7. Essential Backups
I always blamed the hack for the decline of my website, but really it was my own neglect, disinterest, and cheapness through the years. But things could have been a lot worse, as I recently heard of a friend’s network of websites being more or less deleted from his shared hosting due to viruses he had on just one of his sites. With no backup. So I even feel a bit fortunate for not losing it all. But this is no longer an issue, as with SiteGround (as with many hosting packages), it includes a daily backup of all websites at no additional cost.
So backups would likely be the most effective route to recovery from hacking and malware, as it’s simple just to revert back to a previous copy of the website, like before the hack had taken place. At the same time, to be extra cautious, I would not solely rely on hosting and servers to backup these crucial copies, and so I created my own backups online using cloud storage. And a simple way to do this is using the WordPress Plugin (Updraft Plus) which I have set to regularly upload backup copies to my Google Drive. Although any cloud storage works e.g. Dropbox etc
8. Website Encryption
Most hosting upgrades will include a free SSL Certificate which is needed to upgrade to HTTPS (from HTTP), which more or less means the website is is encrypted and a lot safer, where the S more or less stands for Secure.
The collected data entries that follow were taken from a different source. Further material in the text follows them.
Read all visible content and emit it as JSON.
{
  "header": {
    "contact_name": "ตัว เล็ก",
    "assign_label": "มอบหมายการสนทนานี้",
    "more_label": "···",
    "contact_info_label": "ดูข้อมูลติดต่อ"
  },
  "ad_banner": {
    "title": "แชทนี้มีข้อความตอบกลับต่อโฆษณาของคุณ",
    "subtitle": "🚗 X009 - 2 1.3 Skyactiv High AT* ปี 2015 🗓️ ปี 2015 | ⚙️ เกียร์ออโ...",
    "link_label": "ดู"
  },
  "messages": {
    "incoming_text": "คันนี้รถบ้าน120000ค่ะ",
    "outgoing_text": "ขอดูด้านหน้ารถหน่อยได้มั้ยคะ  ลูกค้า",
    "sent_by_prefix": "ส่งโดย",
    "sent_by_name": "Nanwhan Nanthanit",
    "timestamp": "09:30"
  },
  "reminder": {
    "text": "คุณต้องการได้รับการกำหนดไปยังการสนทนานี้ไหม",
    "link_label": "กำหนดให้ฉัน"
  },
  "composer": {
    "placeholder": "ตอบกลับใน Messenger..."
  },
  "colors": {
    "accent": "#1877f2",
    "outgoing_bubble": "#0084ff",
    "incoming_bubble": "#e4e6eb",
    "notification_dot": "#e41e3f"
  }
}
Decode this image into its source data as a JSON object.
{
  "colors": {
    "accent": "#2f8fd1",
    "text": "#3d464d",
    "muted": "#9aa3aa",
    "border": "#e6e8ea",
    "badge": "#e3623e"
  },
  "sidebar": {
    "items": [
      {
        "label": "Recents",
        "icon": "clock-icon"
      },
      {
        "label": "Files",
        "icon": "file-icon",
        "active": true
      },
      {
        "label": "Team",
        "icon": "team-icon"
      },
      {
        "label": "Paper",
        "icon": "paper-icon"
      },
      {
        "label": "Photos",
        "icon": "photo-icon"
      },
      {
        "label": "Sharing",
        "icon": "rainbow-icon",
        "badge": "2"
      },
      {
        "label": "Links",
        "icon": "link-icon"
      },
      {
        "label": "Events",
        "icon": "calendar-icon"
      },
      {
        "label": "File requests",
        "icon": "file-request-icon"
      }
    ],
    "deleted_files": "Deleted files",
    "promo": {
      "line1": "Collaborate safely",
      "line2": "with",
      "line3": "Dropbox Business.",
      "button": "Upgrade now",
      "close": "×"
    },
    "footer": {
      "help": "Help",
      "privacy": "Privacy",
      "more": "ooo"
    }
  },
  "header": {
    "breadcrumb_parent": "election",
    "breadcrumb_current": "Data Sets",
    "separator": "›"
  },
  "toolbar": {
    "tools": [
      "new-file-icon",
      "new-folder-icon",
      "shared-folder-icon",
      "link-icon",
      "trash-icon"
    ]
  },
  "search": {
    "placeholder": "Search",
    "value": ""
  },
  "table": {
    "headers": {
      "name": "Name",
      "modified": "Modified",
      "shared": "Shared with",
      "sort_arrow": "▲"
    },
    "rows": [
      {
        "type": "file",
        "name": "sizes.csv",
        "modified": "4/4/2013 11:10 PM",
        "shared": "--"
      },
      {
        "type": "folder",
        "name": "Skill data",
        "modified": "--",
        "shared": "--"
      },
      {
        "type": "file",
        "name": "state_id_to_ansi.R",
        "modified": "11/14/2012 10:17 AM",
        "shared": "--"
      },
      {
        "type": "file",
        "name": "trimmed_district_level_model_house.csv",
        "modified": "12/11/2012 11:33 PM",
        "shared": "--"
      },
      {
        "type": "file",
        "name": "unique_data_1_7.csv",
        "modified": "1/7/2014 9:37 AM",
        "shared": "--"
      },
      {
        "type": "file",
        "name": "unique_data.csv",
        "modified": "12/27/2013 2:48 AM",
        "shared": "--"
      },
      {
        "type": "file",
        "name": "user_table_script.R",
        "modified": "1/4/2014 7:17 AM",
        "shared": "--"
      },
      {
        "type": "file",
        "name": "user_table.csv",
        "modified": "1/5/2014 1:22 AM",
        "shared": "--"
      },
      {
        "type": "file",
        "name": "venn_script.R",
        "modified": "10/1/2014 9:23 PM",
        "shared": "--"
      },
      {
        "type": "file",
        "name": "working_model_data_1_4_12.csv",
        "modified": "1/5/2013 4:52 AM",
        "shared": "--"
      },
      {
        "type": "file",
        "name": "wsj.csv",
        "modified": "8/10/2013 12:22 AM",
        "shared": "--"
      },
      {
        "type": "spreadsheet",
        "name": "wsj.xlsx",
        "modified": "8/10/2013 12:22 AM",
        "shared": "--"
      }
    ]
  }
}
So it gets rid of that “not secure” sign found in the address bar of websites without the upgrade, as Google Chrome and other browsers flag non-HTTPS websites as not being secure.
There are occasional complications in the HTTPS upgrade, but it is essential, and I was fairly clueless when I first crossed over a website. At the time it involved a simple phone call and a ticket, then the Siteground folk had it sorted in under an hour. But there is an occasional problem with internal linking between HTTP and HTTPS which can be easily fixed with an ‘SSL Insecure Content Fixer’ plugin.
The Real Damage of being Hacked
Through the downtime of my website, I lost traffic and potential revenue which is never good. But this was merely the tip of an otherwise massive iceberg when it comes to backlinks. As when my site was marked with malware, any professional website linking to it would have been notified and, in turn, they would likely have removed any links to my site. Otherwise linking to an infected site will damage their own website and rankings. And while these things are hard to quantify I’d estimate that I may have lost around a year’s worth of work in collaboration and link building which is one of the most important and time-consuming parts of ranking and SEO.
There is also the reputation, and the website was hacked during a time when the internet was all about listicles like ‘Top 10 this’, and ‘Top 100 that’. Which made for handy resources for advertisers and marketers to search for influencers and blogs to collaborate and work with. I even (oddly) had the website ranked in the Top 10 travel blogs worldwide on a random blogger list only to have it quickly dropped from the entire list of 100. With no luck in getting it back.
The initial cost if I had chosen to manage and update the website would not have been much more than what I was spending at the time for out-of-date hosting, plugins, and overall website. In return, with the upgrade, the website loaded much faster and became a hell of a lot more secure. And while it is hard to value the overall impact on SEO and search engine visibility, I know for certain that my neglect at the time cost me 10 times what it would have to just outsource these critical functions at the time.